Директор объяснил мне, что завтракать, обедать и ужинать я буду бесплатно в столовой интерната, хотя жить мне разрешается дома, с бабушкой.

— Держись веселее! — напутствовал меня Саттаров. — И больше не говори: «Я сирота, нам не на что жить…» Советская власть заботится о таких, как ты!

…Склад интерната был похож на настоящий магазин. Чего только не было здесь на полках: гимнастерки, брюки и юбки, рубашки, белье, обувь… Все новенькое, аккуратно сложенное. В углу на холстине сложены одеяла, матрацы.

Завхоз так долго осматривал меня с головы до ног, что я засмущался и боялся шевельнуться.

— Уж очень он мал… — вздохнул завхоз, обращаясь к завучу. — Ладно, что-нибудь отыщем.

Он достал с полки пару бязевого белья и посоветовал мне:

— Подвернешь рукава и штанины — будет как раз.

«Да мне моя бабушка вмиг все это укоротит!» — подумал я, а завхоз продолжал выкладывать и выкладывать передо мной одежду — целое богатство! Вот носки… Пара крепких ботинок, пусть и не таких щеголеватых, какие умеет кроить мой дядя Устокурбан. Пальто… Настоящее пальто с большими гладкими пуговицами. Гимнастерка… А вот и брюки, как раз такие, о которых я мечтал: «магазинные», с двумя карманами, с острой складочкой. Шапка-ушанка была тоже чуть великовата, но зато какие красивые у нее кожаные тесемки, чтобы можно было завязывать под подбородком.

Да неужели же все это — мое?! Все новенькое, с крепким чистым запахом неношеного. Я посмотрел на Хаджизаде глазами, полными благодарности, у меня вырвалось:

— Спасибо, учитель!

Он улыбнулся и весело подмигнул мне. Я осмелел:

— Можно, я сейчас и надену это?

— Обязательно надень, мать обрадуется, — сказал Хаджизаде. — Конечно, пальто и шапку тебе в такую жару незачем надевать, правда? А остальное надень, нарядись. Дома удивятся, да?

— Правда, бабушка очень удивится! — отозвался я, а Хаджизаде не обратил внимания, что я говорю не о маме, а о бабушке — откуда ему знать, что моя мама не с нами?

Я прошел за шкаф и переоделся во все новое. Гимнастерка оказалась несколько просторной, но это стало не так заметно, когда я затянул ремень. Ботинки великоваты, ну и что же? На две пары носков — и как раз. Чудесные брюки из черного сукна «трико» пришлось немного подвернуть, но разве от этого они стали хуже? Да хоть разочек пройтись в них по городу — и то радость… Мне не терпелось поскорее выйти со склада, но подозвал завхоз:

— Распишись вот тут в тетрадочке.

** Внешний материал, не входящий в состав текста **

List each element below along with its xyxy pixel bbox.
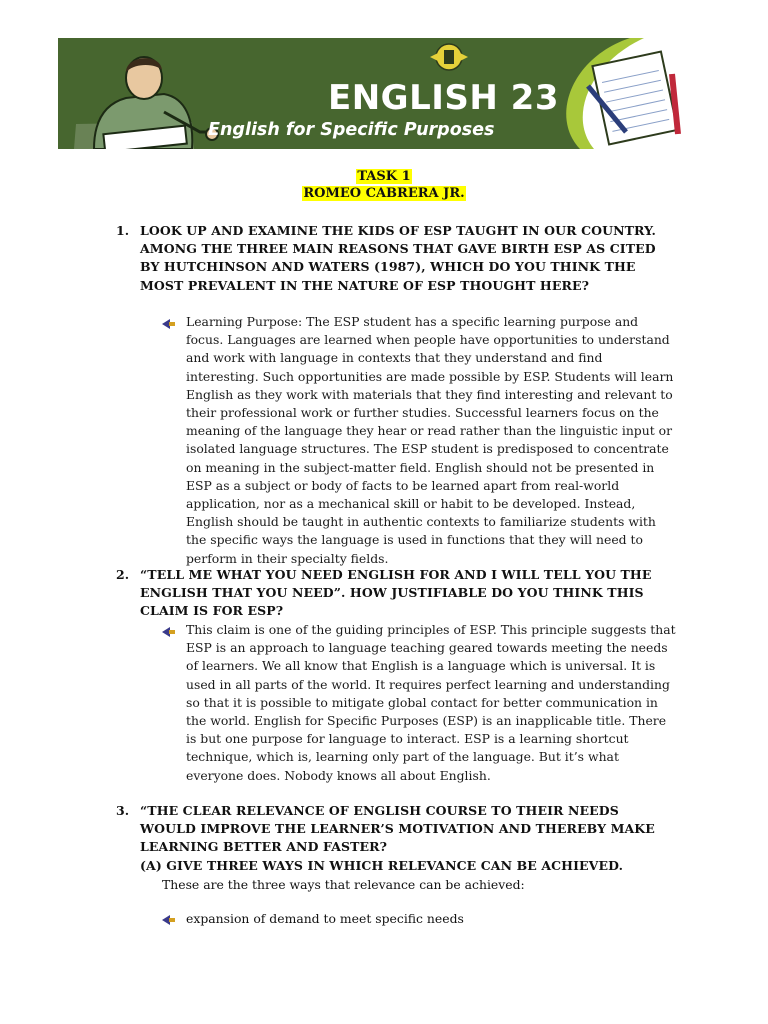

Вот в этой строке…

Я не знал, что это такое — расписаться, и замешкался с карандашом в руке. Хаджизаде подсказал, пряча улыбку:

— Поставь свою фамилию, но не выводи ее, а напиши быстро, как получится. Это и будет твоя личная подпись. Она подтвердит, что ты получил государственное имущество.

…Не чуя ног под собой, я шел по улицам города во всем новом. В руке у меня был сверток с пальто и узелок со старой одеждой, но ведь другая рука свободна! Почему бы мне не засунуть ее в карман брюк. Именно так, я видел, ходили мальчишки в Русском квартале.

Мне казалось, что более нарядного человека на свете не сыскать и что горожане, побросав все свои дела, глазеют на меня. Во всяком случае, когда я проходил мимо чайханы у хауза Мулчар, многие из сидевших там отставили пиалы и повернули головы в мою сторону. Встретилось несколько знакомых мальчишек не нашего квартала. Ни один не прошел мимо, чтобы не оглядеть меня с головы до ног и присвистнуть, что могло означать: ух ты, дела твои что надо, совсем другим человеком стал!

К сожалению, на нашей улице мне не встретился никто. И во дворе у нас не было ни души. Я прямо-таки расстроился от такого невезенья.

Куда запропастилась бабушка? Я в отчаянии закричал нетерпеливо:

— Оча-а-а! Ну где же ты?!

С соседнего двора высунулась из-за дувала голова встревоженной Бибиджан.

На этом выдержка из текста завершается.